CTU president Jesse Sharkey

CTU president Jesse Sharkey

Their contract is up at the end of June but Chicago teachers through their union, CTU, have already presented Mayor Rahm Emanuel and the school district with a list of demands.

The 5 percent pay increase, capped classroom sizes, more librarians and counselors, and other demands (The “rich people” will pay for them, according CTU Vice President Stacy Davis Gates) are nearly identical to what Los Angeles teachers won last week after a week on strike. 

Those teachers and their union, United Teachers Los Angeles, got something else too: a resolution from the Los Angeles Board of Education to direct state leaders to ban charter schools until their impact can be studied. The resolution, approved by a 5-1 vote, is nonbinding.  
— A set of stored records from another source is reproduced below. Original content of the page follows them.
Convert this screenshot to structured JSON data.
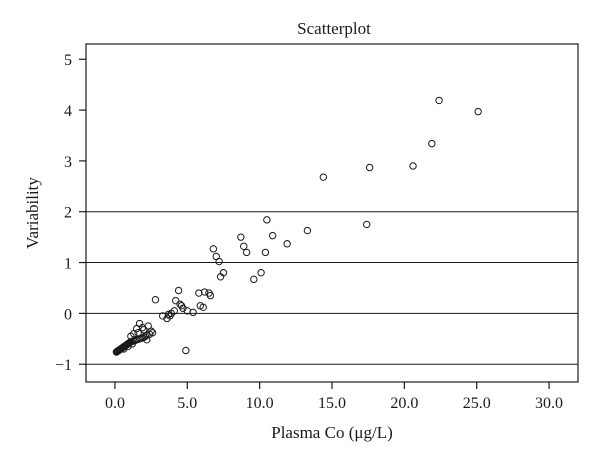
{
  "chart_data": {
    "type": "scatter",
    "title": "Scatterplot",
    "xlabel": "Plasma Co (μg/L)",
    "ylabel": "Variability",
    "xlim": [
      -2.0,
      32.0
    ],
    "ylim": [
      -1.35,
      5.3
    ],
    "x_ticks": [
      0.0,
      5.0,
      10.0,
      15.0,
      20.0,
      25.0,
      30.0
    ],
    "x_tick_labels": [
      "0.0",
      "5.0",
      "10.0",
      "15.0",
      "20.0",
      "25.0",
      "30.0"
    ],
    "y_ticks": [
      -1,
      0,
      1,
      2,
      3,
      4,
      5
    ],
    "y_tick_labels": [
      "−1",
      "0",
      "1",
      "2",
      "3",
      "4",
      "5"
    ],
    "reference_lines_y": [
      -1,
      0,
      1,
      2
    ],
    "grid": false,
    "marker": "open-circle",
    "points": [
      [
        0.1,
        -0.76
      ],
      [
        0.15,
        -0.75
      ],
      [
        0.2,
        -0.74
      ],
      [
        0.25,
        -0.73
      ],
      [
        0.3,
        -0.72
      ],
      [
        0.35,
        -0.71
      ],
      [
        0.4,
        -0.7
      ],
      [
        0.45,
        -0.69
      ],
      [
        0.5,
        -0.68
      ],
      [
        0.55,
        -0.67
      ],
      [
        0.6,
        -0.66
      ],
      [
        0.65,
        -0.65
      ],
      [
        0.7,
        -0.64
      ],
      [
        0.75,
        -0.63
      ],
      [
        0.8,
        -0.62
      ],
      [
        0.85,
        -0.61
      ],
      [
        0.9,
        -0.6
      ],
      [
        0.95,
        -0.59
      ],
      [
        1.0,
        -0.58
      ],
      [
        1.05,
        -0.57
      ],
      [
        1.1,
        -0.56
      ],
      [
        1.2,
        -0.55
      ],
      [
        1.3,
        -0.54
      ],
      [
        1.4,
        -0.53
      ],
      [
        1.5,
        -0.52
      ],
      [
        1.6,
        -0.51
      ],
      [
        1.7,
        -0.5
      ],
      [
        1.8,
        -0.49
      ],
      [
        1.9,
        -0.48
      ],
      [
        2.0,
        -0.47
      ],
      [
        2.1,
        -0.45
      ],
      [
        2.2,
        -0.43
      ],
      [
        2.4,
        -0.41
      ],
      [
        2.6,
        -0.38
      ],
      [
        0.6,
        -0.7
      ],
      [
        0.9,
        -0.65
      ],
      [
        1.2,
        -0.6
      ],
      [
        1.1,
        -0.45
      ],
      [
        1.3,
        -0.4
      ],
      [
        1.5,
        -0.3
      ],
      [
        1.7,
        -0.2
      ],
      [
        2.3,
        -0.25
      ],
      [
        2.5,
        -0.35
      ],
      [
        1.9,
        -0.28
      ],
      [
        1.6,
        -0.38
      ],
      [
        2.2,
        -0.52
      ],
      [
        2.0,
        -0.32
      ],
      [
        2.8,
        0.27
      ],
      [
        3.3,
        -0.05
      ],
      [
        3.6,
        -0.1
      ],
      [
        3.8,
        -0.05
      ],
      [
        3.9,
        0.0
      ],
      [
        4.1,
        0.05
      ],
      [
        3.7,
        -0.02
      ],
      [
        4.2,
        0.25
      ],
      [
        4.4,
        0.45
      ],
      [
        4.5,
        0.18
      ],
      [
        4.6,
        0.15
      ],
      [
        4.7,
        0.1
      ],
      [
        5.0,
        0.05
      ],
      [
        5.4,
        0.02
      ],
      [
        5.8,
        0.4
      ],
      [
        5.9,
        0.15
      ],
      [
        6.1,
        0.12
      ],
      [
        6.2,
        0.42
      ],
      [
        6.5,
        0.4
      ],
      [
        6.6,
        0.35
      ],
      [
        6.8,
        1.27
      ],
      [
        7.0,
        1.12
      ],
      [
        7.2,
        1.02
      ],
      [
        7.3,
        0.72
      ],
      [
        7.5,
        0.8
      ],
      [
        4.9,
        -0.73
      ],
      [
        8.7,
        1.5
      ],
      [
        8.9,
        1.32
      ],
      [
        9.1,
        1.2
      ],
      [
        9.6,
        0.67
      ],
      [
        10.1,
        0.8
      ],
      [
        10.4,
        1.2
      ],
      [
        10.5,
        1.84
      ],
      [
        10.9,
        1.53
      ],
      [
        11.9,
        1.37
      ],
      [
        13.3,
        1.63
      ],
      [
        14.4,
        2.68
      ],
      [
        17.4,
        1.75
      ],
      [
        17.6,
        2.87
      ],
      [
        20.6,
        2.9
      ],
      [
        21.9,
        3.34
      ],
      [
        22.4,
        4.19
      ],
      [
        25.1,
        3.97
      ]
    ]
  }
}
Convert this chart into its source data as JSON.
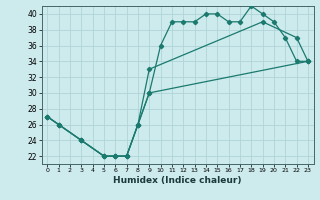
{
  "xlabel": "Humidex (Indice chaleur)",
  "background_color": "#cdeaed",
  "grid_color": "#aed4d8",
  "line_color": "#1a7a6e",
  "xlim": [
    -0.5,
    23.5
  ],
  "ylim": [
    21.0,
    41.0
  ],
  "xticks": [
    0,
    1,
    2,
    3,
    4,
    5,
    6,
    7,
    8,
    9,
    10,
    11,
    12,
    13,
    14,
    15,
    16,
    17,
    18,
    19,
    20,
    21,
    22,
    23
  ],
  "yticks": [
    22,
    24,
    26,
    28,
    30,
    32,
    34,
    36,
    38,
    40
  ],
  "line1_x": [
    0,
    1,
    3,
    5,
    6,
    7,
    8,
    9,
    10,
    11,
    12,
    13,
    14,
    15,
    16,
    17,
    18,
    19,
    20,
    21,
    22,
    23
  ],
  "line1_y": [
    27,
    26,
    24,
    22,
    22,
    22,
    26,
    30,
    36,
    39,
    39,
    39,
    40,
    40,
    39,
    39,
    41,
    40,
    39,
    37,
    34,
    34
  ],
  "line2_x": [
    0,
    1,
    3,
    5,
    6,
    7,
    8,
    9,
    19,
    22,
    23
  ],
  "line2_y": [
    27,
    26,
    24,
    22,
    22,
    22,
    26,
    33,
    39,
    37,
    34
  ],
  "line3_x": [
    0,
    1,
    3,
    5,
    6,
    7,
    8,
    9,
    23
  ],
  "line3_y": [
    27,
    26,
    24,
    22,
    22,
    22,
    26,
    30,
    34
  ]
}
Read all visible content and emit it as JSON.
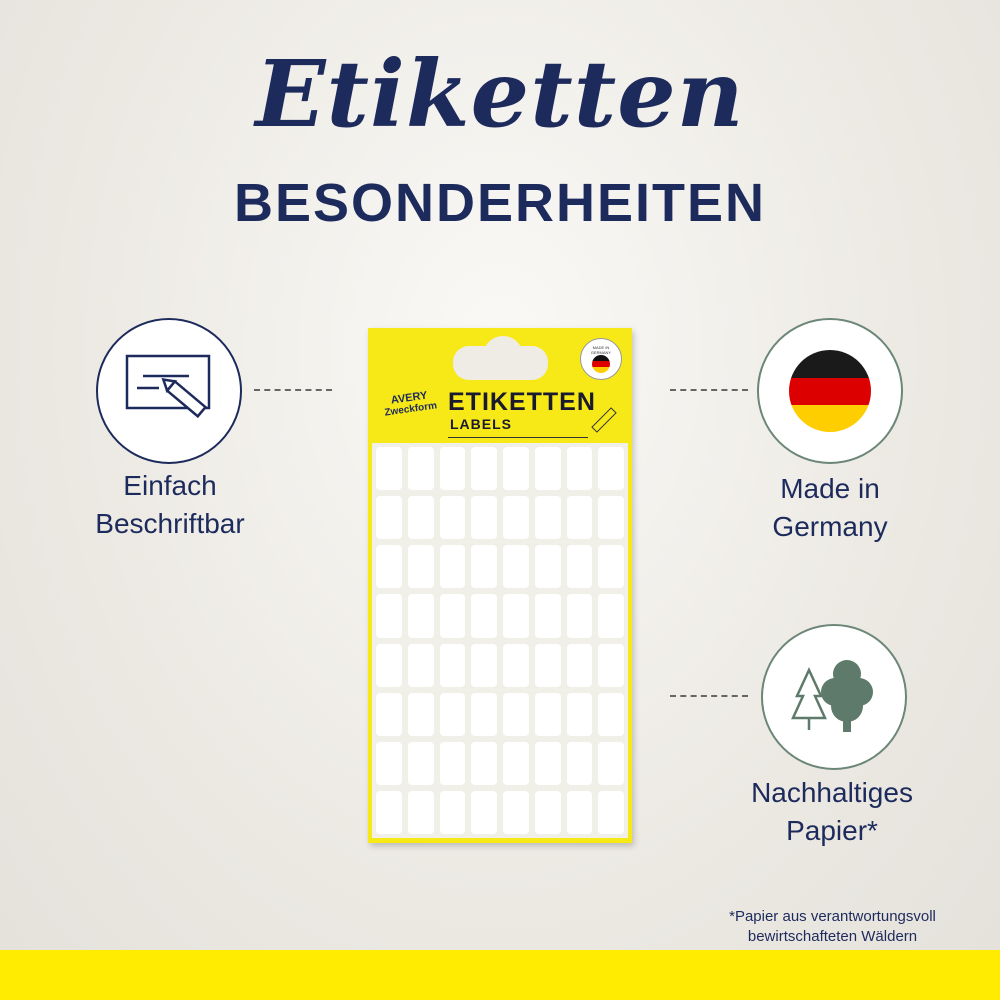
{
  "header": {
    "script_title": "Etiketten",
    "subtitle": "BESONDERHEITEN"
  },
  "features": [
    {
      "line1": "Einfach",
      "line2": "Beschriftbar",
      "icon": "label-pencil-icon"
    },
    {
      "line1": "Made in",
      "line2": "Germany",
      "icon": "germany-flag-icon"
    },
    {
      "line1": "Nachhaltiges",
      "line2": "Papier*",
      "icon": "trees-icon"
    }
  ],
  "product": {
    "brand_line1": "AVERY",
    "brand_line2": "Zweckform",
    "title": "ETIKETTEN",
    "subtitle": "LABELS",
    "badge": "MADE IN GERMANY",
    "label_rows": 8,
    "label_cols": 8
  },
  "footnote": {
    "line1": "*Papier aus verantwortungsvoll",
    "line2": "bewirtschafteten Wäldern"
  },
  "colors": {
    "navy": "#1d2a5c",
    "yellow": "#ffec00",
    "green": "#5e7a6a",
    "flag_black": "#1a1a1a",
    "flag_red": "#dd0000",
    "flag_gold": "#ffce00"
  }
}
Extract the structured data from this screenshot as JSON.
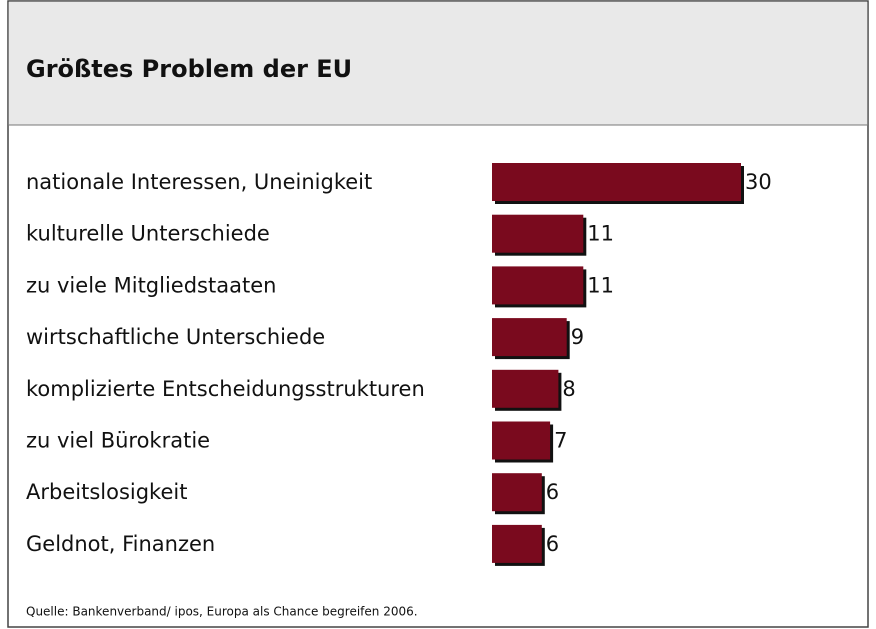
{
  "chart_data": {
    "type": "bar",
    "orientation": "horizontal",
    "title": "Größtes Problem der EU",
    "categories": [
      "nationale Interessen, Uneinigkeit",
      "kulturelle Unterschiede",
      "zu viele Mitgliedstaaten",
      "wirtschaftliche Unterschiede",
      "komplizierte Entscheidungsstrukturen",
      "zu viel Bürokratie",
      "Arbeitslosigkeit",
      "Geldnot, Finanzen"
    ],
    "values": [
      30,
      11,
      11,
      9,
      8,
      7,
      6,
      6
    ],
    "color": "#7a0a1e",
    "source": "Quelle: Bankenverband/ ipos, Europa als Chance begreifen 2006."
  }
}
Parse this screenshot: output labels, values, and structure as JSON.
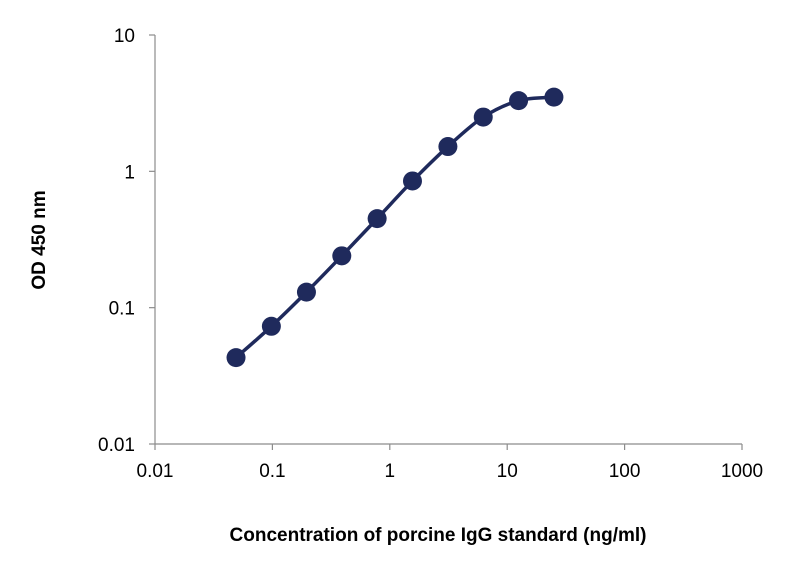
{
  "chart_data": {
    "type": "line",
    "title": "",
    "xlabel": "Concentration of porcine IgG standard (ng/ml)",
    "ylabel": "OD 450 nm",
    "x_scale": "log",
    "y_scale": "log",
    "xlim": [
      0.01,
      1000
    ],
    "ylim": [
      0.01,
      10
    ],
    "x_ticks": [
      0.01,
      0.1,
      1,
      10,
      100,
      1000
    ],
    "x_tick_labels": [
      "0.01",
      "0.1",
      "1",
      "10",
      "100",
      "1000"
    ],
    "y_ticks": [
      0.01,
      0.1,
      1,
      10
    ],
    "y_tick_labels": [
      "0.01",
      "0.1",
      "1",
      "10"
    ],
    "grid": false,
    "legend": "none",
    "series": [
      {
        "color": "#1f2a5c",
        "markers": true,
        "x": [
          0.049,
          0.098,
          0.195,
          0.39,
          0.78,
          1.56,
          3.125,
          6.25,
          12.5,
          25
        ],
        "y": [
          0.043,
          0.073,
          0.13,
          0.24,
          0.45,
          0.85,
          1.52,
          2.5,
          3.3,
          3.5
        ]
      }
    ]
  }
}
A New York Times article called the resolution the latest in a string of defeats for the charter school movement "that for over a decade has pointed to Los Angeles and California as showcases for the large-scale growth of the schools."

Teachers unions around the country are fighting back hard after last June’s U.S. Supreme Court ruling in Janus v. AFSCME, which declared that public-sector workers who choose not to be union members are no longer required to pay dues. Orange County elementary teacher Rebecca Friedrichs, the plaintiff in the lead-up to the Janus case, Friedrichs v. California Teachers Association, told “Breitbart News Tonight” that the charter schools were the big target for the Los Angeles teachers. (The interview was held before the strike was settled.)

“Teachers unions in L.A. have been offered a 6 percent raise. They’ve been offered more nurses, counselors, librarians—who would all pay dues, by the way—and they’ve even been offered the smaller class sizes they want,” Friedrichs said. “They’re continuing to strike because they’ve been convinced by state and national teachers unions that they need to push for a moratorium on charter schools and push for full unionization of charter schools. So those teachers are denying school choice to the very little kids who need it.”

In Illinois, charter schools are facing attack on multiple fronts.

Twenty percent of charter school teachers are now unionized, and the CTU is pushing hard for more. But just building union membership is not the end goal, Andrew Broy, president of the Illinois Network of Charter Schools, told the Chicago City Wire.

“They want control to limit the growth of the schools,” Broy said. “I call it faux progressivism. They act like they are doing it for the greater good, but it’s for their own good.”

In December, the teachers at 15 Acero charter schools in Chicago went on strike, the first strike by charter school teachers in the nation. The teachers became CTU members a few years ago.

In addition, teachers at four charter schools operated by Chicago International Charter Schools have announced a strike date of Feb. 5 if they cannot reach a contract deal with the school. Those teachers are also part of the CTU.

The charters face a tough crowd in Springfield as well this session. Democratic Gov. J.B. Pritzker said on more than one occasion during the campaign that he would support a moratorium on charter schools. And the pro-union Democratic Party now has a supermajority in the General Assembly.

“It’s definitely going to be more challenging than it was with Gov. Rauner,” Broy said. “We could depend on him (Rauner) for a veto of anti-charter legislation. But I’m hopeful we can work with Gov. Pritzker to find common ground.”

State Rep. Margo McDermed (R-Mokena), a charter school supporter, said in an interview with the Chicago City Wire she expects a rash of anti-charter school legislation once the session gets up and running.

She added that her district has become a popular destination for some city families attracted to the schools. It is a decision that works, though, only for those parents who can afford it, she said.

“Without choice, you’re telling parents that if you can’t afford a down payment on a house, then your child has to go to a school picked by the union,” she said.

Illinois has 143 charter schools, 128 of them in Chicago. They teach approximately 64,000 students, 60,000 of whom are in Chicago. Schools sizes range from 150 to 2,000 students.

(The CTU did manage to get a cap on charters as part of their 2016 contract negotiations. But then CPS CEO Forrest Claypool said that there was room for charters to grow under the cap.)